The policy is expected to boost the share of renewables in the UK to 30% of the energy mix by 2020 – much higher than the 20% European Union target – creating thousands of green jobs in the process.
Britain’s current target is mostly for wind – 31 gigawatts of planned offshore and onshore wind – which would bring renewables to 11% of the energy mix by 2020. Many worried that target would be unachievable with big subsidy cuts.
The “Levy Control Framework,” which will be published later this week, will boost spending on solar, wind and other renewable energy projects to 7.6 billion pounds ($12.12 billion) a year by 2020, compared with the current 2.35 billion pounds.
“Today we’ve reached a landmark agreement on energy policy that’s going to deliver a clear, durable signal to investors,” says a spokesperson for British Prime Minister David Cameron.

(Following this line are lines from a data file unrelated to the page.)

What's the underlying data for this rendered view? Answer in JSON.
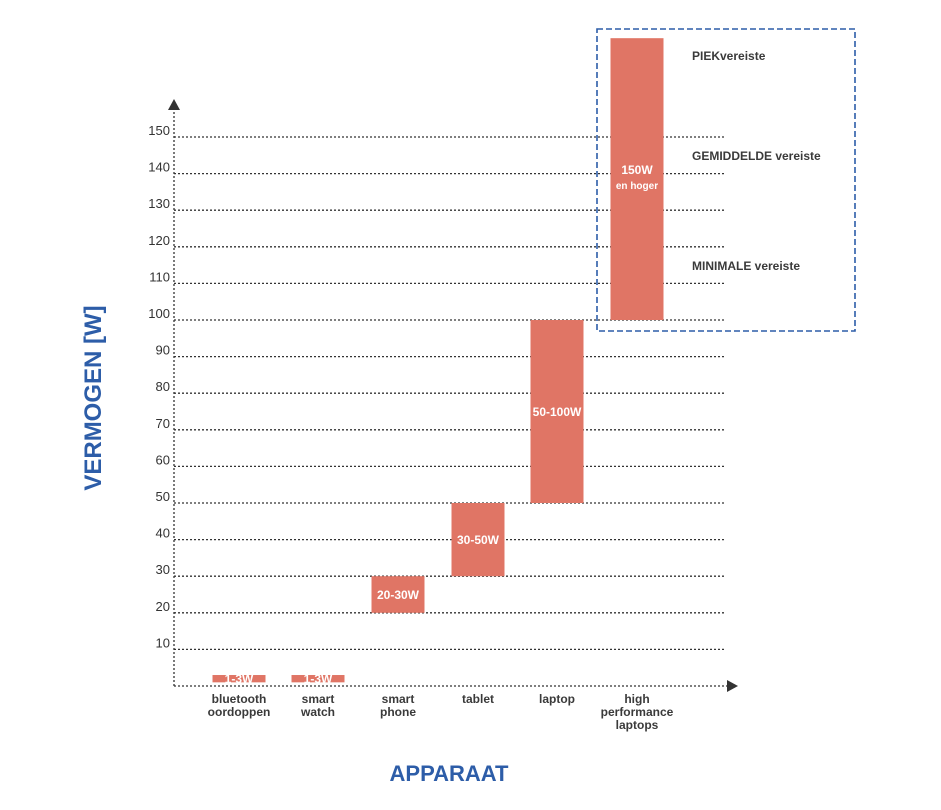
{
  "chart_data": {
    "type": "bar",
    "xlabel": "APPARAAT",
    "ylabel": "VERMOGEN [W]",
    "ylim": [
      0,
      150
    ],
    "yticks": [
      10,
      20,
      30,
      40,
      50,
      60,
      70,
      80,
      90,
      100,
      110,
      120,
      130,
      140,
      150
    ],
    "grid": true,
    "categories": [
      [
        "bluetooth",
        "oordoppen"
      ],
      [
        "smart",
        "watch"
      ],
      [
        "smart",
        "phone"
      ],
      [
        "tablet"
      ],
      [
        "laptop"
      ],
      [
        "high",
        "performance",
        "laptops"
      ]
    ],
    "bars": [
      {
        "low": 1,
        "high": 3,
        "label": "1-3W",
        "sublabel": ""
      },
      {
        "low": 1,
        "high": 3,
        "label": "1-3W",
        "sublabel": ""
      },
      {
        "low": 20,
        "high": 30,
        "label": "20-30W",
        "sublabel": ""
      },
      {
        "low": 30,
        "high": 50,
        "label": "30-50W",
        "sublabel": ""
      },
      {
        "low": 50,
        "high": 100,
        "label": "50-100W",
        "sublabel": ""
      },
      {
        "low": 100,
        "high": 177,
        "label": "150W",
        "sublabel": "en hoger"
      }
    ],
    "annotations": [
      {
        "text": "PIEKvereiste",
        "y": 172
      },
      {
        "text": "GEMIDDELDE vereiste",
        "y": 145
      },
      {
        "text": "MINIMALE vereiste",
        "y": 115
      }
    ],
    "colors": {
      "bar": "#e07565",
      "axis_label": "#2d5da8",
      "highlight_box": "#2d5da8",
      "grid": "#333333"
    }
  }
}
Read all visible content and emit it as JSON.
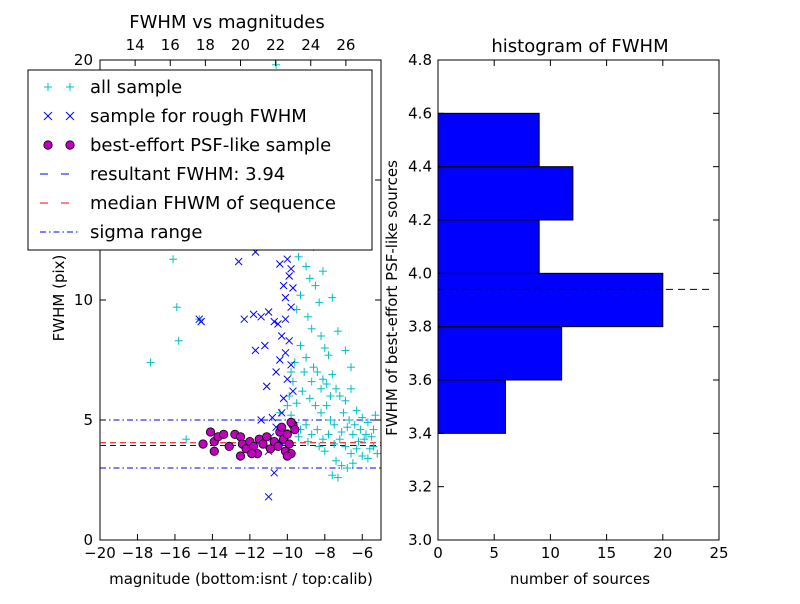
{
  "chart_data": [
    {
      "type": "scatter",
      "title": "FWHM vs magnitudes",
      "xlabel": "magnitude (bottom:isnt / top:calib)",
      "ylabel": "FWHM (pix)",
      "xlim": [
        -20,
        -5
      ],
      "ylim": [
        0,
        20
      ],
      "top_xlim": [
        12,
        28
      ],
      "x_ticks": [
        -20,
        -18,
        -16,
        -14,
        -12,
        -10,
        -8,
        -6
      ],
      "x_tick_labels": [
        "−20",
        "−18",
        "−16",
        "−14",
        "−12",
        "−10",
        "−8",
        "−6"
      ],
      "top_ticks": [
        14,
        16,
        18,
        20,
        22,
        24,
        26
      ],
      "top_tick_labels": [
        "14",
        "16",
        "18",
        "20",
        "22",
        "24",
        "26"
      ],
      "y_ticks": [
        0,
        5,
        10,
        15,
        20
      ],
      "y_tick_labels": [
        "0",
        "5",
        "10",
        "15",
        "20"
      ],
      "legend_position": "top-left",
      "legend": [
        {
          "label": "all sample",
          "marker": "plus",
          "color": "#00bfbf"
        },
        {
          "label": "sample for rough FWHM",
          "marker": "x",
          "color": "#0000ff"
        },
        {
          "label": "best-effort PSF-like sample",
          "marker": "circle",
          "color": "#bf00bf"
        },
        {
          "label": "resultant FWHM: 3.94",
          "marker": "dashed",
          "color": "#0000ff"
        },
        {
          "label": "median FHWM of sequence",
          "marker": "dashed",
          "color": "#ff0000"
        },
        {
          "label": "sigma range",
          "marker": "dashdot",
          "color": "#0000ff"
        }
      ],
      "lines": {
        "resultant_fwhm": 3.94,
        "median_fwhm_of_sequence": 4.05,
        "sigma_range": [
          3.0,
          5.0
        ]
      },
      "series": [
        {
          "name": "all sample",
          "marker": "plus",
          "color": "#00bfbf",
          "points": [
            [
              -17.3,
              7.4
            ],
            [
              -16.1,
              11.7
            ],
            [
              -15.9,
              9.7
            ],
            [
              -15.8,
              8.3
            ],
            [
              -15.4,
              4.2
            ],
            [
              -14.7,
              9.2
            ],
            [
              -10.6,
              19.8
            ],
            [
              -10.2,
              17.1
            ],
            [
              -9.6,
              15.5
            ],
            [
              -9.4,
              14.2
            ],
            [
              -9.2,
              13.2
            ],
            [
              -9.1,
              12.5
            ],
            [
              -9.4,
              11.8
            ],
            [
              -9.0,
              11.4
            ],
            [
              -8.8,
              10.9
            ],
            [
              -8.6,
              12.2
            ],
            [
              -8.5,
              10.6
            ],
            [
              -8.3,
              9.9
            ],
            [
              -9.3,
              10.2
            ],
            [
              -9.5,
              9.6
            ],
            [
              -8.9,
              9.3
            ],
            [
              -8.7,
              8.8
            ],
            [
              -8.2,
              8.5
            ],
            [
              -8.0,
              8.0
            ],
            [
              -7.8,
              7.7
            ],
            [
              -9.3,
              8.1
            ],
            [
              -9.6,
              7.4
            ],
            [
              -9.0,
              7.6
            ],
            [
              -8.6,
              7.2
            ],
            [
              -8.4,
              7.0
            ],
            [
              -8.1,
              6.7
            ],
            [
              -7.9,
              6.5
            ],
            [
              -7.6,
              6.9
            ],
            [
              -7.4,
              6.3
            ],
            [
              -7.2,
              6.0
            ],
            [
              -6.9,
              5.8
            ],
            [
              -6.6,
              6.3
            ],
            [
              -6.3,
              5.4
            ],
            [
              -6.0,
              5.1
            ],
            [
              -5.7,
              4.9
            ],
            [
              -5.4,
              4.6
            ],
            [
              -5.3,
              5.2
            ],
            [
              -9.7,
              6.6
            ],
            [
              -9.9,
              6.0
            ],
            [
              -9.5,
              5.7
            ],
            [
              -9.2,
              6.2
            ],
            [
              -8.8,
              5.9
            ],
            [
              -8.5,
              5.6
            ],
            [
              -8.2,
              5.3
            ],
            [
              -7.9,
              5.6
            ],
            [
              -7.7,
              5.0
            ],
            [
              -7.5,
              4.8
            ],
            [
              -7.1,
              4.5
            ],
            [
              -6.8,
              4.7
            ],
            [
              -6.5,
              4.4
            ],
            [
              -6.2,
              4.1
            ],
            [
              -5.9,
              4.2
            ],
            [
              -5.6,
              3.8
            ],
            [
              -5.4,
              3.9
            ],
            [
              -9.8,
              5.2
            ],
            [
              -9.6,
              4.9
            ],
            [
              -9.3,
              4.6
            ],
            [
              -9.0,
              4.8
            ],
            [
              -8.7,
              4.4
            ],
            [
              -8.4,
              4.6
            ],
            [
              -8.1,
              4.2
            ],
            [
              -7.8,
              4.4
            ],
            [
              -7.5,
              4.0
            ],
            [
              -7.2,
              4.2
            ],
            [
              -6.9,
              3.9
            ],
            [
              -6.6,
              3.6
            ],
            [
              -6.3,
              3.8
            ],
            [
              -6.0,
              3.5
            ],
            [
              -5.7,
              3.4
            ],
            [
              -7.4,
              3.3
            ],
            [
              -7.1,
              3.1
            ],
            [
              -6.8,
              3.0
            ],
            [
              -7.6,
              2.7
            ],
            [
              -7.3,
              2.6
            ],
            [
              -6.5,
              3.2
            ],
            [
              -8.0,
              3.7
            ],
            [
              -8.3,
              3.9
            ],
            [
              -8.9,
              4.1
            ],
            [
              -9.4,
              4.3
            ],
            [
              -10.1,
              4.6
            ],
            [
              -10.4,
              5.3
            ],
            [
              -10.0,
              5.6
            ],
            [
              -9.8,
              7.0
            ],
            [
              -9.1,
              7.0
            ],
            [
              -8.7,
              6.6
            ],
            [
              -8.2,
              6.3
            ],
            [
              -7.7,
              6.0
            ],
            [
              -7.0,
              5.3
            ],
            [
              -6.7,
              5.0
            ],
            [
              -6.4,
              4.8
            ],
            [
              -6.1,
              4.6
            ],
            [
              -5.8,
              4.4
            ],
            [
              -5.5,
              4.3
            ],
            [
              -5.2,
              3.6
            ],
            [
              -8.6,
              13.5
            ],
            [
              -8.1,
              11.2
            ],
            [
              -7.6,
              10.1
            ],
            [
              -7.3,
              8.7
            ],
            [
              -6.9,
              7.9
            ],
            [
              -6.6,
              7.2
            ],
            [
              -8.8,
              14.8
            ],
            [
              -9.2,
              16.2
            ],
            [
              -9.7,
              17.8
            ],
            [
              -10.4,
              18.5
            ]
          ]
        },
        {
          "name": "sample for rough FWHM",
          "marker": "x",
          "color": "#0000ff",
          "points": [
            [
              -14.7,
              9.2
            ],
            [
              -14.6,
              9.1
            ],
            [
              -12.6,
              11.6
            ],
            [
              -11.7,
              12.0
            ],
            [
              -10.4,
              11.5
            ],
            [
              -10.0,
              11.7
            ],
            [
              -9.8,
              11.3
            ],
            [
              -9.9,
              11.0
            ],
            [
              -10.2,
              10.6
            ],
            [
              -9.7,
              10.5
            ],
            [
              -10.1,
              10.1
            ],
            [
              -9.8,
              9.7
            ],
            [
              -11.0,
              9.5
            ],
            [
              -10.7,
              9.1
            ],
            [
              -10.5,
              9.0
            ],
            [
              -10.1,
              9.2
            ],
            [
              -11.4,
              9.3
            ],
            [
              -11.8,
              9.4
            ],
            [
              -12.3,
              9.2
            ],
            [
              -10.3,
              8.5
            ],
            [
              -9.9,
              8.3
            ],
            [
              -10.1,
              7.8
            ],
            [
              -10.4,
              7.5
            ],
            [
              -9.8,
              7.3
            ],
            [
              -10.6,
              7.0
            ],
            [
              -11.2,
              8.1
            ],
            [
              -11.7,
              7.9
            ],
            [
              -10.0,
              6.7
            ],
            [
              -9.7,
              6.2
            ],
            [
              -10.2,
              5.9
            ],
            [
              -11.1,
              6.4
            ],
            [
              -10.3,
              5.3
            ],
            [
              -10.8,
              5.1
            ],
            [
              -11.4,
              5.0
            ],
            [
              -10.6,
              4.7
            ],
            [
              -10.9,
              4.3
            ],
            [
              -10.4,
              4.1
            ],
            [
              -11.0,
              3.7
            ],
            [
              -10.7,
              2.8
            ],
            [
              -11.0,
              1.8
            ]
          ]
        },
        {
          "name": "best-effort PSF-like sample",
          "marker": "circle",
          "color": "#bf00bf",
          "points": [
            [
              -14.5,
              4.0
            ],
            [
              -14.1,
              4.5
            ],
            [
              -13.9,
              4.1
            ],
            [
              -13.7,
              4.3
            ],
            [
              -13.9,
              3.7
            ],
            [
              -13.4,
              4.4
            ],
            [
              -12.8,
              4.4
            ],
            [
              -12.5,
              4.3
            ],
            [
              -12.4,
              4.0
            ],
            [
              -12.2,
              3.8
            ],
            [
              -12.5,
              3.5
            ],
            [
              -12.0,
              4.1
            ],
            [
              -11.8,
              3.9
            ],
            [
              -11.6,
              3.6
            ],
            [
              -11.5,
              4.2
            ],
            [
              -11.3,
              4.0
            ],
            [
              -11.1,
              4.3
            ],
            [
              -10.9,
              3.8
            ],
            [
              -10.7,
              4.1
            ],
            [
              -10.5,
              3.9
            ],
            [
              -10.4,
              4.5
            ],
            [
              -10.3,
              4.7
            ],
            [
              -10.2,
              4.2
            ],
            [
              -10.1,
              3.7
            ],
            [
              -10.0,
              4.4
            ],
            [
              -9.9,
              4.0
            ],
            [
              -9.8,
              3.6
            ],
            [
              -9.7,
              4.8
            ],
            [
              -9.8,
              4.9
            ],
            [
              -9.6,
              4.6
            ],
            [
              -10.0,
              3.5
            ],
            [
              -11.9,
              3.6
            ],
            [
              -13.1,
              3.9
            ]
          ]
        }
      ]
    },
    {
      "type": "histogram",
      "orientation": "horizontal",
      "title": "histogram of FWHM",
      "xlabel": "number of sources",
      "ylabel": "FWHM of best-effort PSF-like sources",
      "xlim": [
        0,
        25
      ],
      "ylim": [
        3.0,
        4.8
      ],
      "x_ticks": [
        0,
        5,
        10,
        15,
        20,
        25
      ],
      "x_tick_labels": [
        "0",
        "5",
        "10",
        "15",
        "20",
        "25"
      ],
      "y_ticks": [
        3.0,
        3.2,
        3.4,
        3.6,
        3.8,
        4.0,
        4.2,
        4.4,
        4.6,
        4.8
      ],
      "y_tick_labels": [
        "3.0",
        "3.2",
        "3.4",
        "3.6",
        "3.8",
        "4.0",
        "4.2",
        "4.4",
        "4.6",
        "4.8"
      ],
      "bar_color": "#0000ff",
      "bins": [
        {
          "from": 3.4,
          "to": 3.6,
          "count": 6
        },
        {
          "from": 3.6,
          "to": 3.8,
          "count": 11
        },
        {
          "from": 3.8,
          "to": 4.0,
          "count": 20
        },
        {
          "from": 4.0,
          "to": 4.2,
          "count": 9
        },
        {
          "from": 4.2,
          "to": 4.4,
          "count": 12
        },
        {
          "from": 4.4,
          "to": 4.6,
          "count": 9
        }
      ],
      "reference_line": 3.94
    }
  ]
}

As usual, critics point to the costs of providing those subsidies.
Some say households could get a 20% increase on utility bills, but supporters say any increase in bills will be mainly due to higher gas prices and investment in infrastructure. In fact, one of the main reasons for supporting renewables is to reduce the use of costly natural gas (it costs much more in Europe than in the US).
Cameron’s spokesperson points out that by 2020, households should actually see lower utility bills.
The policy will create tens of thousands of jobs and incentivize at least 40 billion pounds of private sector investment, leading to a massive expansion of the country’s renewable energy industry, Maria McCaffrey, Chief Executive of Renewable UK told Reuters.
The Guardian says the legislation is “probably as good as it was going to get, but it is not very good.”
That’s because the policy postpones setting a target to reduce greenhouse gas (GHG) emissions. A 2030 target – considered crucial for meeting the larger goal of cutting GHG emissions 80% by 2050 – won’t be decided until 2016, which means corporations like Vestas and Gamesa still lack the long term certainty to invest in the UK. “The UK has already lost out in the manufacture of onshore turbines; now offshore turbine production is jeopardised too,” says The Guardian.
And the policy doesn’t only subsidize pure renewables, it also supports other “low-carbon producers” – nuclear and fossil fuel plants fitted with carbon capture and storage technology. It guarantees investments in natural gas power plants and leaves open the possibility for fracking in the UK’s Blackpool region.
They are “staking our energy future on the belief that global gas prices will fall and costs will be cushioned by gas fracked from beneath Blackpool rock, says The Guardian, and because nuclear is also subsibized, that will “gobble up an uncertain share of the green investment subsidy.”
Finally, it excludes energy efficiency altogether – the most effective green energy policy of all. The UK is projecting energy demand to rise by two-thirds, while it’s declining in Germany, Europe’s manufacturing heartland, says The Guardian.
Also under the agreement, a new government-owned company will be formed to manage contracts for low-carbon projects, and it puts in place a legal structure to support capacity auctions starting in 2014.
And it will pay backup power plants, mainly gas-fired, to be ready to fill supply gaps when renewables can’t meet demand.
“This is a durable agreement across the coalition against which companies can invest and support jobs and our economic recovery,” says Ed Davey, Secretary for Energy and Climate Change. “They will allow us to meet our legally binding carbon reduction and renewable energy obligations and will bring on the investment required to keep the lights on and bills affordable for consumers.”
Reforms are urgently needed because about a fifth of the UK’s aging power plants face retirement by 2020 that use coal, gas or nuclear. The government estimates that 110 billion pounds of investment in low-carbon energy are needed to replace that infrastructure. Recently, the UK’s coal consumption has fueled by US exports.
Despite the uncertainty over its energy policy, there have been some innovative approaches to renewable energy investment emerging from the UK.
Besides being home to the world’s largest offshore wind farm, the UK hosts the world’s largest cooperatively owned solar project – a 5 MW solar farm that abuts a community-owned wind farm.